Rescuers on boats in China’s flood-ravaged Guangdong province raced to evacuate trapped residents, carrying some elderly people by piggyback from their homes and deploying helicopters to save villagers caught in rural landslides.
The southern Chinese province has been battered by unusually heavy, sustained and widespread rainfall since Thursday, with powerful storms ushering in an earlier-than-normal start to the region’s annual flooding season.
Eleven people were missing in Guangdong by Monday morning, the state-owned Xinhua News Agency reported without giving further details.
Across the province, 53,741 people have been relocated, with 12,256 people being urgently resettled, Xinhua reported, citing the provincial government.
The cities of Shaoguan, Qingyuan, Zhaoqing and Jiangmen to the west and north of the provincial capital Guangzhou have been particularly hard hit.
In Qingyuan, houses and shops along the Bei River were submerged as the Pearl River tributary swelled, local media reported.
Aerial footage showed flood waters overwhelming a nearby town, leaving only roofs and treetops untouched.
Rescuers in Qingyuan tackled muddy waters, neck-high in some areas, to extract residents, including an elderly lady trapped in waist-deep water in an apartment building, videos on social media showed.

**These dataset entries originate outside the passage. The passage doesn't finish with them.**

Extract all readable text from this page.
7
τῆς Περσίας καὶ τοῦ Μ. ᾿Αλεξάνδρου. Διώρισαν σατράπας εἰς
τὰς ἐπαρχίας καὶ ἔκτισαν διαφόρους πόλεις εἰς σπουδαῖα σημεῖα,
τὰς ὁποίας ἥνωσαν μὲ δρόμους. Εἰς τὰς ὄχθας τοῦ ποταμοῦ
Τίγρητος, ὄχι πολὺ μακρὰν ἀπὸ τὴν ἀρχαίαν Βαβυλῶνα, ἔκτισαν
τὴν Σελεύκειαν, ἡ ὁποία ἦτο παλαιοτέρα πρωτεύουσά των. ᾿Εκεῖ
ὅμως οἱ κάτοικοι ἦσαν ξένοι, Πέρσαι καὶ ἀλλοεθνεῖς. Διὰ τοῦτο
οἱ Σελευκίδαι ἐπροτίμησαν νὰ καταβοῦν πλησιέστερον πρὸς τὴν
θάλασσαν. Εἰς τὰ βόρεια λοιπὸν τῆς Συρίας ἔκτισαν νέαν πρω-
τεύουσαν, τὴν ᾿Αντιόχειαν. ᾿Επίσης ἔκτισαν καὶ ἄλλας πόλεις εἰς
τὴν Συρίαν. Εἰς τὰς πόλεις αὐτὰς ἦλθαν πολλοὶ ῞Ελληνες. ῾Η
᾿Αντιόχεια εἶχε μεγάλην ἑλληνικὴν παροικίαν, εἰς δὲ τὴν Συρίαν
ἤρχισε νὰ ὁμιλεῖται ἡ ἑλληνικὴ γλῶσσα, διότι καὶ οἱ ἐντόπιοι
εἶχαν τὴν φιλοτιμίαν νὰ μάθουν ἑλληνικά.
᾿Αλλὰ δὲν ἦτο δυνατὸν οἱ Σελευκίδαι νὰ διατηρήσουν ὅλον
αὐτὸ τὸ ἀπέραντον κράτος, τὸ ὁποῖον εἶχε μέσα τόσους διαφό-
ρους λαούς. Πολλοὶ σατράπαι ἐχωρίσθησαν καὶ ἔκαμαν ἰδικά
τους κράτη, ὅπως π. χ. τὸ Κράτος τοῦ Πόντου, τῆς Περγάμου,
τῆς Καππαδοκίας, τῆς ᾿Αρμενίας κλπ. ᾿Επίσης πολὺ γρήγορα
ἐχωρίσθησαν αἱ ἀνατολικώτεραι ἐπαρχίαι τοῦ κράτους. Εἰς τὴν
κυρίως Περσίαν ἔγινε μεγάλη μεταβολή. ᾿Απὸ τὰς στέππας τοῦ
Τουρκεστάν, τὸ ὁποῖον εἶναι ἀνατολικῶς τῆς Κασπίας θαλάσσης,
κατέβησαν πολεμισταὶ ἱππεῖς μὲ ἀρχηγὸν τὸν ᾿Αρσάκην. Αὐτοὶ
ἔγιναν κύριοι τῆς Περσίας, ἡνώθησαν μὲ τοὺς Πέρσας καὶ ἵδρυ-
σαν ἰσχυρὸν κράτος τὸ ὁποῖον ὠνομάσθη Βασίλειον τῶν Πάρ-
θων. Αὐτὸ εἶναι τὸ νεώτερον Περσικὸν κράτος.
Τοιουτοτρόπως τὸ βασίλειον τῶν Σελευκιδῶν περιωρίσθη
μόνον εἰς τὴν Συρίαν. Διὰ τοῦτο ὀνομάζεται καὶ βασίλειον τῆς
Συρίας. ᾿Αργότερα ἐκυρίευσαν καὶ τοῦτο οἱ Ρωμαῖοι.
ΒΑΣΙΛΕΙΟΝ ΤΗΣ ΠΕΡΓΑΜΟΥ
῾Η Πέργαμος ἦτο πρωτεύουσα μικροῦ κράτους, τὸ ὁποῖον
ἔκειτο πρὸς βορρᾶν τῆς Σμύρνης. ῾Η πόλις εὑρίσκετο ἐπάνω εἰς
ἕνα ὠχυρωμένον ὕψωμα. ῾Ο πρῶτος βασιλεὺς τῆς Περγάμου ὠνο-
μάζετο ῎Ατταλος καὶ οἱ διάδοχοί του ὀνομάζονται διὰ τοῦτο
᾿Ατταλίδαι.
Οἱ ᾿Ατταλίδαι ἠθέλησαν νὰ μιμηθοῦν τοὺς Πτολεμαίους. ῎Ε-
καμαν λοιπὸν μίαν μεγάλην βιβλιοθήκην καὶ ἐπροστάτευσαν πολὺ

Other social media videos showed water gushing through roads and vehicles in disarray.
In Shaoguan, landslides trapped villagers who had to be rescued by helicopter while other rescuers travelled on foot to reach cut-off disaster sites.
The Chinese military also stepped in to help clear roads.
The rains eased early on Monday, but some schools in the province were suspended.
Powerful thunderstorms are expected to return later in the week after a brief respite, marking an unusually early wet spell that is more typical in the months of May and June.